Mayang melepaskan pelukannya. Berdekatan dengan laki laki tampan itu seolah kembali membangkitkan nafffsu birahi nya yang tinggi. Ia lantas menangkup wajah berjambang itu, mendekatkan wajahnya dan berniat untuk mencium bibir pria yang sudah sangat lama ia rindukan itu.
Alih alih membiarkan Mayang melakukan nya, laki laki itu justru menghindar, menjauhkan wajahnya dari Mayang yang sepertinya mulai agresif itu.
"kenapa mas?" tanya Mayang sedikit kesal.
"maaf, aku belum siap....aku hanya ingin tidur satu ranjang saja denganmu malam ini, temani aku...tapi jangan meminta lebih...aku masih belum siap, Mayang...." ucap Leon.

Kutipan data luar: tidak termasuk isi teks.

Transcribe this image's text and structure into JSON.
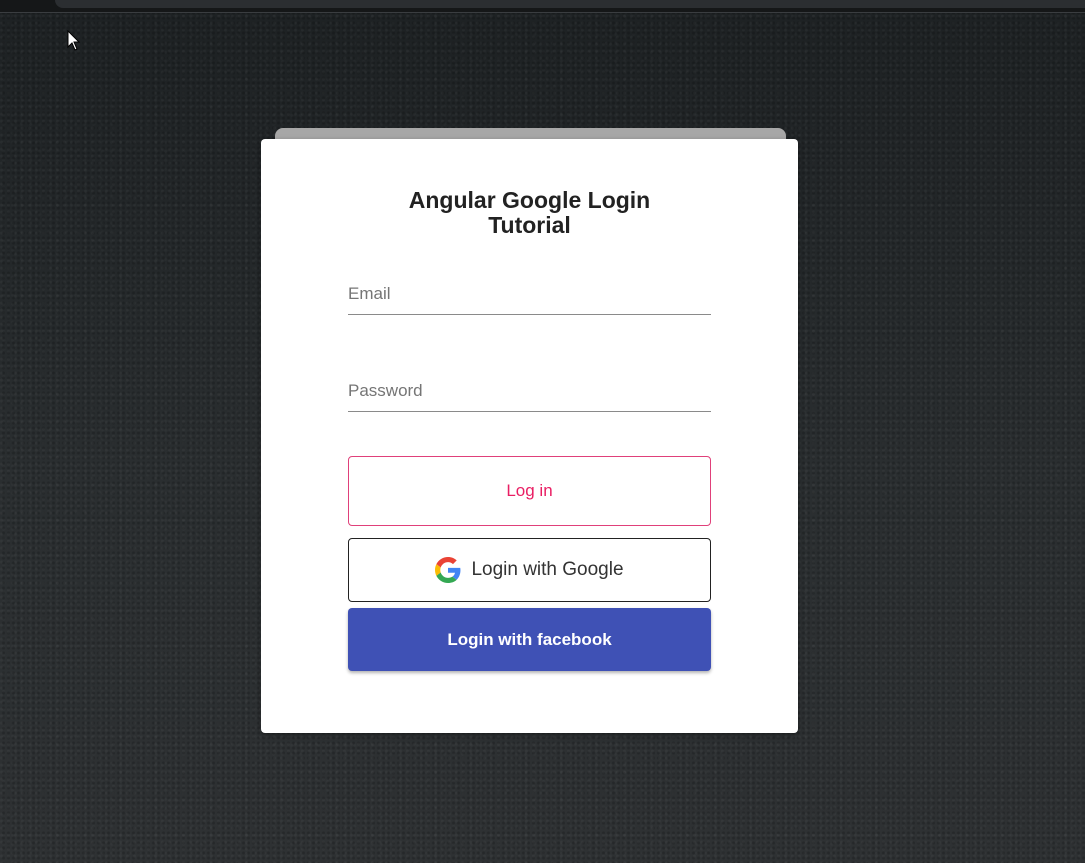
{
  "login_card": {
    "title_line1": "Angular Google Login",
    "title_line2": "Tutorial",
    "email_placeholder": "Email",
    "password_placeholder": "Password",
    "login_button_label": "Log in",
    "google_button_label": "Login with Google",
    "facebook_button_label": "Login with facebook"
  },
  "colors": {
    "login_accent": "#e91e63",
    "facebook_blue": "#3f51b5",
    "card_background": "#ffffff",
    "page_background": "#262a2c"
  },
  "icons": {
    "google": "google-g-logo",
    "cursor": "mouse-pointer"
  }
}
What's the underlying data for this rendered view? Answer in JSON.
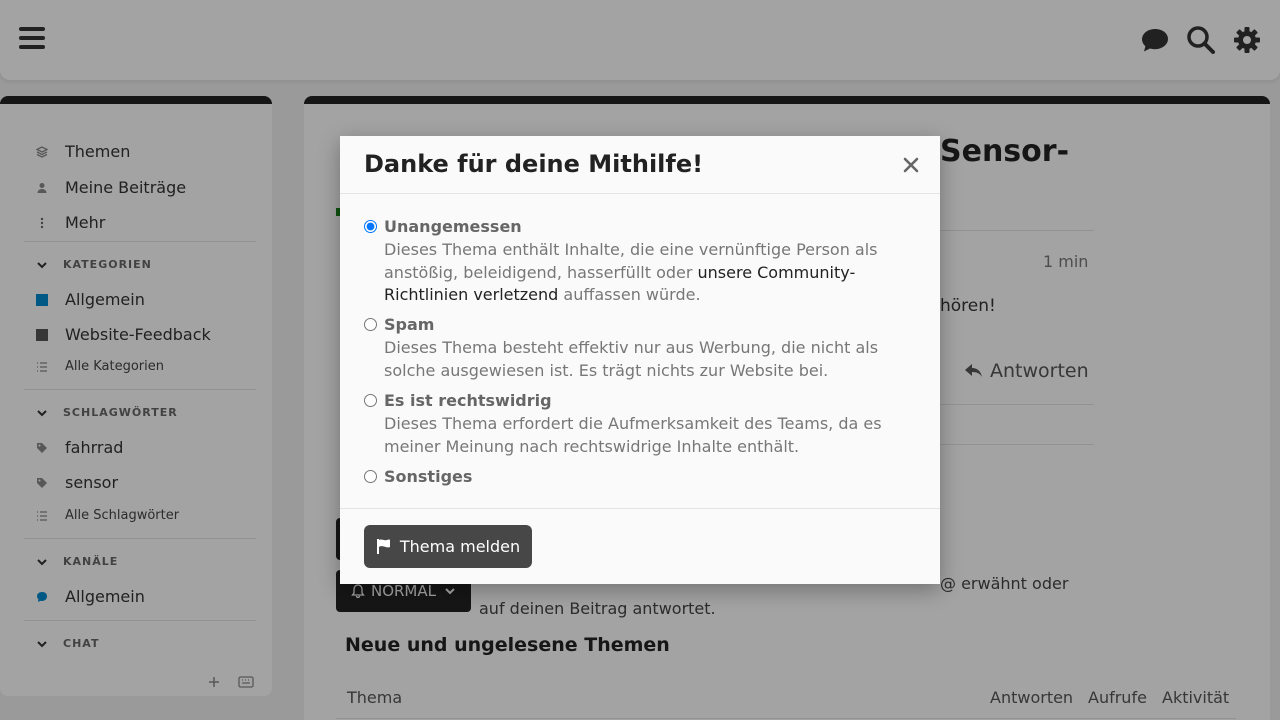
{
  "header": {
    "icons": [
      "hamburger-icon",
      "chat-bubble-icon",
      "search-icon",
      "gear-icon"
    ]
  },
  "sidebar": {
    "items": [
      {
        "label": "Themen",
        "icon": "layers-icon"
      },
      {
        "label": "Meine Beiträge",
        "icon": "user-icon"
      },
      {
        "label": "Mehr",
        "icon": "more-vertical-icon"
      }
    ],
    "categories_heading": "KATEGORIEN",
    "categories": [
      {
        "label": "Allgemein",
        "color": "#0088cc"
      },
      {
        "label": "Website-Feedback",
        "color": "#555555"
      }
    ],
    "all_categories": "Alle Kategorien",
    "tags_heading": "SCHLAGWÖRTER",
    "tags": [
      "fahrrad",
      "sensor"
    ],
    "all_tags": "Alle Schlagwörter",
    "channels_heading": "KANÄLE",
    "channels": [
      {
        "label": "Allgemein",
        "color": "#0088cc"
      }
    ],
    "chat_heading": "CHAT"
  },
  "main": {
    "title_fragment": "Sensor-",
    "time": "1 min",
    "text_fragment": "hören!",
    "reply_label": "Antworten",
    "notification_level": "NORMAL",
    "notification_text_fragment": "@ erwähnt oder",
    "notification_text_line2": "auf deinen Beitrag antwortet.",
    "new_topics_heading": "Neue und ungelesene Themen",
    "table_headers": {
      "topic": "Thema",
      "replies": "Antworten",
      "views": "Aufrufe",
      "activity": "Aktivität"
    }
  },
  "modal": {
    "title": "Danke für deine Mithilfe!",
    "options": [
      {
        "label": "Unangemessen",
        "checked": true,
        "desc_before": "Dieses Thema enthält Inhalte, die eine vernünftige Person als anstößig, beleidigend, hasserfüllt oder ",
        "desc_link": "unsere Community-Richtlinien verletzend",
        "desc_after": " auffassen würde."
      },
      {
        "label": "Spam",
        "checked": false,
        "desc": "Dieses Thema besteht effektiv nur aus Werbung, die nicht als solche ausgewiesen ist. Es trägt nichts zur Website bei."
      },
      {
        "label": "Es ist rechtswidrig",
        "checked": false,
        "desc": "Dieses Thema erfordert die Aufmerksamkeit des Teams, da es meiner Meinung nach rechtswidrige Inhalte enthält."
      },
      {
        "label": "Sonstiges",
        "checked": false
      }
    ],
    "submit_label": "Thema melden",
    "submit_icon": "flag-icon"
  }
}
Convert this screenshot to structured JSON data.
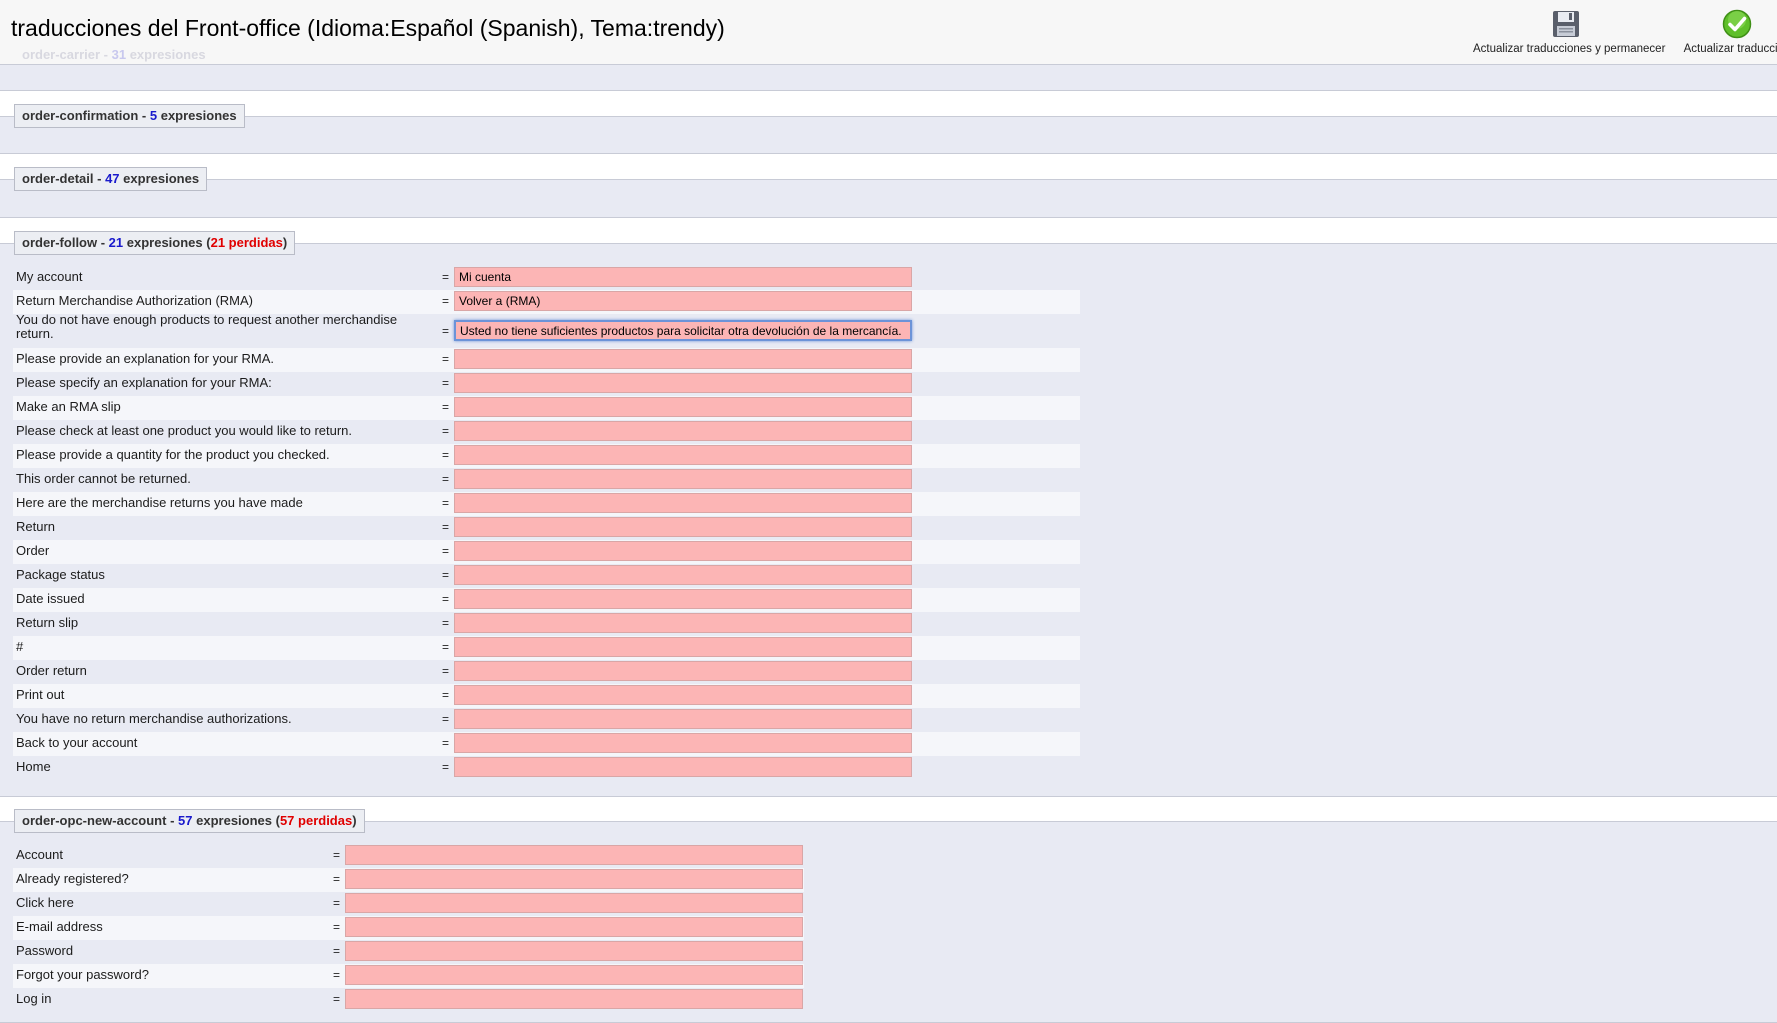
{
  "header": {
    "title": "traducciones del Front-office (Idioma:Español (Spanish), Tema:trendy)",
    "ghost_section": {
      "name": "order-carrier",
      "count": "31",
      "label": "expresiones"
    },
    "toolbar": {
      "stay_label": "Actualizar traducciones y permanecer",
      "update_label": "Actualizar traduccion"
    }
  },
  "sections": {
    "order_confirmation": {
      "name": "order-confirmation",
      "count": "5",
      "label": "expresiones"
    },
    "order_detail": {
      "name": "order-detail",
      "count": "47",
      "label": "expresiones"
    },
    "order_follow": {
      "name": "order-follow",
      "count": "21",
      "label": "expresiones",
      "lost": "21 perdidas",
      "rows": [
        {
          "source": "My account",
          "value": "Mi cuenta"
        },
        {
          "source": "Return Merchandise Authorization (RMA)",
          "value": "Volver a (RMA)"
        },
        {
          "source": "You do not have enough products to request another merchandise return.",
          "value": "Usted no tiene suficientes productos para solicitar otra devolución de la mercancía."
        },
        {
          "source": "Please provide an explanation for your RMA.",
          "value": ""
        },
        {
          "source": "Please specify an explanation for your RMA:",
          "value": ""
        },
        {
          "source": "Make an RMA slip",
          "value": ""
        },
        {
          "source": "Please check at least one product you would like to return.",
          "value": ""
        },
        {
          "source": "Please provide a quantity for the product you checked.",
          "value": ""
        },
        {
          "source": "This order cannot be returned.",
          "value": ""
        },
        {
          "source": "Here are the merchandise returns you have made",
          "value": ""
        },
        {
          "source": "Return",
          "value": ""
        },
        {
          "source": "Order",
          "value": ""
        },
        {
          "source": "Package status",
          "value": ""
        },
        {
          "source": "Date issued",
          "value": ""
        },
        {
          "source": "Return slip",
          "value": ""
        },
        {
          "source": "#",
          "value": ""
        },
        {
          "source": "Order return",
          "value": ""
        },
        {
          "source": "Print out",
          "value": ""
        },
        {
          "source": "You have no return merchandise authorizations.",
          "value": ""
        },
        {
          "source": "Back to your account",
          "value": ""
        },
        {
          "source": "Home",
          "value": ""
        }
      ]
    },
    "order_opc_new_account": {
      "name": "order-opc-new-account",
      "count": "57",
      "label": "expresiones",
      "lost": "57 perdidas",
      "rows": [
        {
          "source": "Account",
          "value": ""
        },
        {
          "source": "Already registered?",
          "value": ""
        },
        {
          "source": "Click here",
          "value": ""
        },
        {
          "source": "E-mail address",
          "value": ""
        },
        {
          "source": "Password",
          "value": ""
        },
        {
          "source": "Forgot your password?",
          "value": ""
        },
        {
          "source": "Log in",
          "value": ""
        }
      ]
    }
  },
  "separator": "="
}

Mayang menghela nafas panjang.Kesal sebenarnya, tapi ya sudah lah, yang penting Leon sudah mau pulang dan menemuinya. Itu sudah suatu kemajuan yang sangat luar biasa bukan?
Mayang mencoba tersenyum.
"ya udah ....aku ngerti....aku temenin kamu tidur ya...." ucap Mayang.
Leon hanya mengangguk.
Sepasang suami istri itupun naik ke atas ranjang. Mereka berbaring di atas kasur empuk itu dan mengenakan satu selimut yang sama untuk keduanya.
Mayang yang terlihat sangat bahagia itupun meringsut, memeluk laki laki itu dengan erat dan mulai memejamkan matanya.
Leon menatap wanita itu. Tangannya tergerak mengusap lembut pucuk kepala wanita tiga puluh lima tahun tersebut.
namun......
Wajah sendu itu mendadak hilang tak berbekas. Berganti dengan seringai tajam mengerikan yang penuh dendam dan amarah.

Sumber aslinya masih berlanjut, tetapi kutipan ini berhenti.